Each one of these retirement plans is different, and what they cover varies. In order to choose the right plan for your small business, you’ll need to understand what each one offers and match them with the needs of your business and employees. If you’ve been using a retirement plan that doesn’t fulfill your business needs, you may be losing out on tax benefits or even offering sub-par employee contributions.

Take All of Your Options Into Consideration

First, let’s break down the major differences between the three most common retirement plans for small businesses:

  • SEP-IRA retirement funds require contributions by the employer only, but can be claimed as tax deductible because they’re considered a business expense.
  • A SIMPLE IRA uses employee contributions as well as employer contributions, which are also tax deductible.
  • A Self-Employed 401(k), or a Solo 401(k), is a retirement plan meant for self-employed individuals who work for your business, but do not have any ownership of the company.

Depending on which small business retirement plan you choose, you may be able to enjoy some tax benefits, such as:

  • Taxes may be deferred when your business is growing.
  • The ability to claim employer contributions as business expenses.
  • Your company may be eligible for a credit of up to $500 in the first three years that you offer a particular retirement plan.

Choosing the Right Retirement Plan for Your Small Business

As you take each plan into consideration, always keep your priorities in mind and look into what the trade-offs are. If the only people in your business are you and your business partner, you should consider a Self-Employed 401(k) in order to get the highest contribution limitations possible. If you have multiple employees, you will need to choose either the SEP-IRA retirement plan or SIMPLE IRA retirement plan, both of which cover your employees. The main difference between the two is that you would fund SEP retirement funds on your own, while SIMPLE would allow you and your employees to contribute.
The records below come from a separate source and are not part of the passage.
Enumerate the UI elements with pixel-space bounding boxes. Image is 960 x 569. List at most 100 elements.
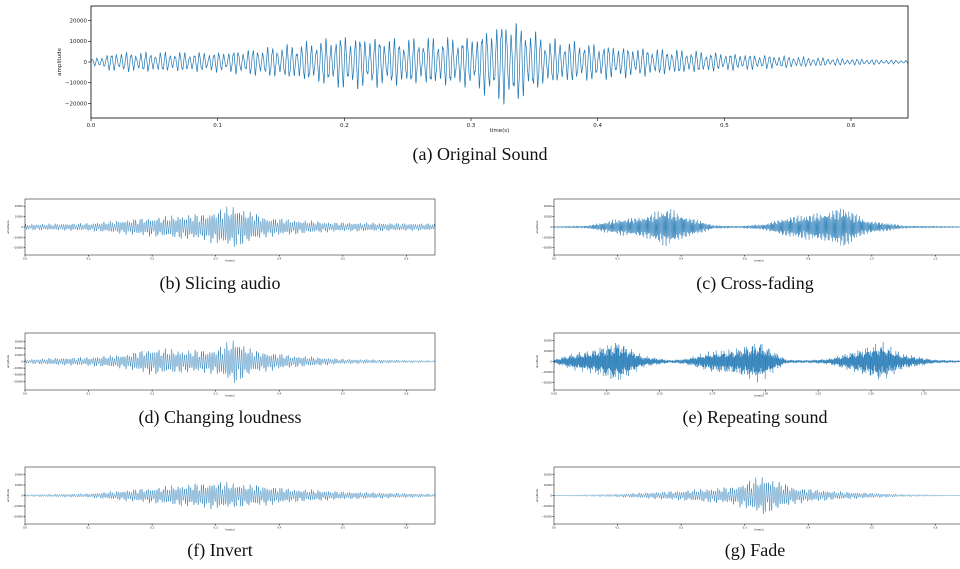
x-tick-label: 0.0 xyxy=(552,526,556,530)
y-tick-label: −20000 xyxy=(65,101,88,107)
y-tick-label: 30000 xyxy=(15,340,24,344)
y-tick-label: 20000 xyxy=(15,346,24,350)
y-tick-label: 0 xyxy=(21,493,23,497)
caption-repeating-sound: (e) Repeating sound xyxy=(682,407,828,427)
y-tick-label: −20000 xyxy=(542,515,553,519)
x-tick-label: 0.3 xyxy=(467,123,476,129)
x-tick-label: 0.6 xyxy=(933,526,937,530)
y-axis-label: amplitude xyxy=(6,220,10,234)
y-tick-label: 0 xyxy=(84,60,88,66)
x-tick-label: 0.2 xyxy=(150,392,154,396)
x-axis-label: time(s) xyxy=(754,528,763,532)
y-tick-label: 10000 xyxy=(544,483,553,487)
y-axis-label: amplitude xyxy=(6,355,10,369)
x-tick-label: 0.4 xyxy=(593,123,602,129)
x-tick-label: 0.6 xyxy=(404,392,408,396)
x-tick-label: 0.3 xyxy=(214,392,218,396)
x-tick-label: 1.50 xyxy=(868,392,874,396)
y-tick-label: −10000 xyxy=(542,235,553,239)
x-tick-label: 0.5 xyxy=(341,526,345,530)
y-axis-label: amplitude xyxy=(535,355,539,369)
caption-changing-loudness: (d) Changing loudness xyxy=(138,407,302,427)
y-tick-label: −10000 xyxy=(13,366,24,370)
x-tick-label: 0.5 xyxy=(341,257,345,261)
x-tick-label: 0.50 xyxy=(657,392,663,396)
caption-invert: (f) Invert xyxy=(187,540,253,560)
y-tick-label: 10000 xyxy=(15,483,24,487)
x-axis-label: time(s) xyxy=(225,259,234,263)
x-axis-label: time(s) xyxy=(225,528,234,532)
x-tick-label: 1.25 xyxy=(815,392,821,396)
x-tick-label: 0.4 xyxy=(679,257,683,261)
x-tick-label: 0.2 xyxy=(340,123,349,129)
y-tick-label: −20000 xyxy=(13,515,24,519)
x-tick-label: 1.2 xyxy=(933,257,937,261)
waveform-chart-original: 0.0 0.1 0.2 0.3 0.4 0.5 0.6 −20000 −10000 0 10000 2… xyxy=(57,5,909,134)
x-tick-label: 0.1 xyxy=(87,526,91,530)
caption-cross-fading: (c) Cross-fading xyxy=(696,273,814,293)
y-tick-label: 10000 xyxy=(544,215,553,219)
waveform-line xyxy=(24,206,436,248)
y-tick-label: 10000 xyxy=(70,39,88,45)
x-axis-label: time(s) xyxy=(754,259,763,263)
x-tick-label: 0.1 xyxy=(616,526,620,530)
x-tick-label: 0.00 xyxy=(551,392,557,396)
x-axis-label: time(s) xyxy=(490,128,510,134)
x-tick-label: 0.3 xyxy=(214,526,218,530)
y-tick-label: 20000 xyxy=(544,472,553,476)
x-axis-label: time(s) xyxy=(754,394,763,398)
y-tick-label: −30000 xyxy=(13,379,24,383)
waveform-line xyxy=(553,208,960,247)
y-tick-label: −20000 xyxy=(13,246,24,250)
caption-original-sound: (a) Original Sound xyxy=(412,144,548,164)
x-tick-label: 0.25 xyxy=(604,392,610,396)
x-tick-label: 0.6 xyxy=(404,526,408,530)
y-tick-label: 10000 xyxy=(544,349,553,353)
x-tick-label: 0.5 xyxy=(341,392,345,396)
y-tick-label: −20000 xyxy=(13,373,24,377)
waveform-line xyxy=(553,342,960,383)
waveform-chart-invert: 0.0 0.1 0.2 0.3 0.4 0.5 0.6 −20000 −10000 0 10000 2… xyxy=(6,466,436,532)
y-tick-label: −20000 xyxy=(542,246,553,250)
caption-fade: (g) Fade xyxy=(724,540,786,560)
x-tick-label: 0.3 xyxy=(214,257,218,261)
x-axis-label: time(s) xyxy=(225,394,234,398)
x-tick-label: 0.0 xyxy=(87,123,96,129)
x-tick-label: 0.5 xyxy=(720,123,729,129)
x-tick-label: 0.2 xyxy=(679,526,683,530)
caption-slicing-audio: (b) Slicing audio xyxy=(159,273,281,293)
y-tick-label: 20000 xyxy=(70,18,88,24)
y-tick-label: 10000 xyxy=(15,353,24,357)
x-tick-label: 0.2 xyxy=(616,257,620,261)
y-tick-label: −10000 xyxy=(13,235,24,239)
x-tick-label: 1.75 xyxy=(921,392,927,396)
waveform-line xyxy=(24,481,436,510)
waveform-line xyxy=(553,477,960,515)
x-tick-label: 0.0 xyxy=(552,257,556,261)
y-axis-label: amplitude xyxy=(6,489,10,503)
y-axis-label: amplitude xyxy=(535,489,539,503)
x-tick-label: 0.75 xyxy=(710,392,716,396)
x-tick-label: 0.4 xyxy=(806,526,810,530)
y-axis-label: amplitude xyxy=(535,220,539,234)
x-tick-label: 0.2 xyxy=(150,257,154,261)
y-tick-label: 20000 xyxy=(15,472,24,476)
x-tick-label: 0.6 xyxy=(404,257,408,261)
y-tick-label: 0 xyxy=(21,225,23,229)
waveform-chart-cross-fading: 0.0 0.2 0.4 0.6 0.8 1.0 1.2 −20000 −10000 0 10000 2… xyxy=(535,198,960,263)
x-tick-label: 0.6 xyxy=(743,257,747,261)
x-tick-label: 0.1 xyxy=(213,123,222,129)
x-tick-label: 0.6 xyxy=(847,123,856,129)
y-tick-label: 0 xyxy=(21,359,23,363)
x-tick-label: 0.5 xyxy=(870,526,874,530)
y-tick-label: 0 xyxy=(550,359,552,363)
x-tick-label: 0.1 xyxy=(87,392,91,396)
x-tick-label: 0.0 xyxy=(23,257,27,261)
y-tick-label: 20000 xyxy=(544,338,553,342)
x-tick-label: 0.3 xyxy=(743,526,747,530)
y-tick-label: 20000 xyxy=(544,204,553,208)
x-tick-label: 0.1 xyxy=(87,257,91,261)
waveform-line xyxy=(24,340,436,383)
y-tick-label: −10000 xyxy=(65,81,88,87)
Small business owners who know what they are looking for in a retirement plan may find it much easier to choose an appropriate plan for their company. If employee contribution or ease of administration is important, your choice should reflect that. Knowing what you need ahead of time is essential to choosing a plan because they all have their advantages and disadvantages.

The Good News

Fortunately, all three of these plans are affordable and easy to manage. Neither SEP nor SIMPLE requires employers to file with the IRS. The Self-employed 401(k), on the other hand, requires annual filing of form 5500 if plan assets rise above $250,000. Choosing the right retirement plan is important for both you and your employees, so you should do your research and only choose the small business retirement plan that works best for your business.